Open droodman opened 1 year ago

droodman commented 1 year ago

See https://discourse.julialang.org/t/updating-documentation-for-interpolations-jl-v0-14/84082/13?u=droodman

Thanks.

Sbozzolo commented 6 months ago

I would add this to the list: I came to Interpolations.jl because I have a vector (or grid) of x values, and a corresponding set of y values and I just want an interpolating function that I can evaluate on arbitrary inputs (within the domain of definition). In SciPy, this is documented here image This is clear and immediately applicable to any case.

On the other hand, the documentation of Interpolations.jl uses ranges everywhere. This adds lots of complexity and confusion. Even in the "Scaled BSplines" paragraph (which is where users are sent from the landing page when they have data not defined on a range), the documentation starts from and uses ranges. image It is left to the user to figure out how to use this with actual data.

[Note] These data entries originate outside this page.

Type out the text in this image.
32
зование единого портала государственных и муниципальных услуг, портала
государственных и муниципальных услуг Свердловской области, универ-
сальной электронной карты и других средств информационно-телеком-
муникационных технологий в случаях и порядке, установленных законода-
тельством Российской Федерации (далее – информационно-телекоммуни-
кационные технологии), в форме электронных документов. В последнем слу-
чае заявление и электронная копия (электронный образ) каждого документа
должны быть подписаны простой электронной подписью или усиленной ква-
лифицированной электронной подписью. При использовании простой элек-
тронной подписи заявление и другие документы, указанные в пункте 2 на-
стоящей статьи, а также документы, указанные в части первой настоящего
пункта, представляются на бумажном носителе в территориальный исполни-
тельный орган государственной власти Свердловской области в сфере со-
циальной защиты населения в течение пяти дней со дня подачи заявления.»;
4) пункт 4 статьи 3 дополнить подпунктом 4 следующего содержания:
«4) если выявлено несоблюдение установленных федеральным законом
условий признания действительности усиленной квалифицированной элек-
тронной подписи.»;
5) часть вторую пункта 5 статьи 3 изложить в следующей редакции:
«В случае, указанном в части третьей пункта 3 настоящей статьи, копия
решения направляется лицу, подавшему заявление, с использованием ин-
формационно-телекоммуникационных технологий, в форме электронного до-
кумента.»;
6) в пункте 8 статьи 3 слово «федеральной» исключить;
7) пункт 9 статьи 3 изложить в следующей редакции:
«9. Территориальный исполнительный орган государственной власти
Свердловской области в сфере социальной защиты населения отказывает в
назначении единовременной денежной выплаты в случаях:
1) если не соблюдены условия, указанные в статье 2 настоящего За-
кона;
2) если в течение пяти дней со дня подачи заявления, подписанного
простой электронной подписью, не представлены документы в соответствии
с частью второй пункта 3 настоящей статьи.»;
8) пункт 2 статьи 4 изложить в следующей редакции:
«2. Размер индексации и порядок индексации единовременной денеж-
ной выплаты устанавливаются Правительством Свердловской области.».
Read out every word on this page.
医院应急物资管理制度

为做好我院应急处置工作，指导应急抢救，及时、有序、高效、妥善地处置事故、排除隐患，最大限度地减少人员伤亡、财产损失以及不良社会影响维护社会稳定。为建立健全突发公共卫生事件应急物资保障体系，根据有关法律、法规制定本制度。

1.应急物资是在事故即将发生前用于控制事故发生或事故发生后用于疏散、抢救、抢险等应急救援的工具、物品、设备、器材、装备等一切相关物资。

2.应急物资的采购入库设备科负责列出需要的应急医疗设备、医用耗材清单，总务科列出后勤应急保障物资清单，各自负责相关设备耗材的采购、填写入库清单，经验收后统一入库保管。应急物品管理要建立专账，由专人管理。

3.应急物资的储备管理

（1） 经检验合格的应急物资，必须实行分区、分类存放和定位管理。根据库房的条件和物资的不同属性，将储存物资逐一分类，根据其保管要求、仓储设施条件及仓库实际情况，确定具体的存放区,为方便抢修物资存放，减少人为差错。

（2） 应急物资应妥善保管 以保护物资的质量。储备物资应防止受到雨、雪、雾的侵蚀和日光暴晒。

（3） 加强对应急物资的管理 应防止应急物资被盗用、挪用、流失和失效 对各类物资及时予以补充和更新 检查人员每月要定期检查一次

mkitti commented 6 months ago

Part of the origin of this package was to provide highly optimized interpolation on regular grids, hence the emphasis on ranges. The comparable facility in SciPy would be https://docs.scipy.org/doc/scipy/tutorial/interpolate/ND_regular_grid.html

https://github.com/jipolanco/BSplineKit.jl and https://github.com/SciML/DataInterpolations.jl may make more sense for the general 1D cases.

Sbozzolo commented 6 months ago

Part of the origin of this package was to provide highly optimized interpolation on regular grids, hence the emphasis on ranges. The comparable facility in SciPy would be https://docs.scipy.org/doc/scipy/tutorial/interpolate/ND_regular_grid.html

https://github.com/jipolanco/BSplineKit.jl and https://github.com/SciML/DataInterpolations.jl may make more sense for the general 1D cases.

Thanks for your message. It is still difficult to understand what do with a vector that doesn't start from 1.

https://github.com/jipolanco/BSplineKit.jl and https://github.com/SciML/DataInterpolations.jl may make more sense for the general 1D cases.

I also need 3D nearest-neighbor (and linear) interpolations. All my grids are regular (but they don't start from 1).

I eventually found the code that works, but I also found the documentation really hard to follow.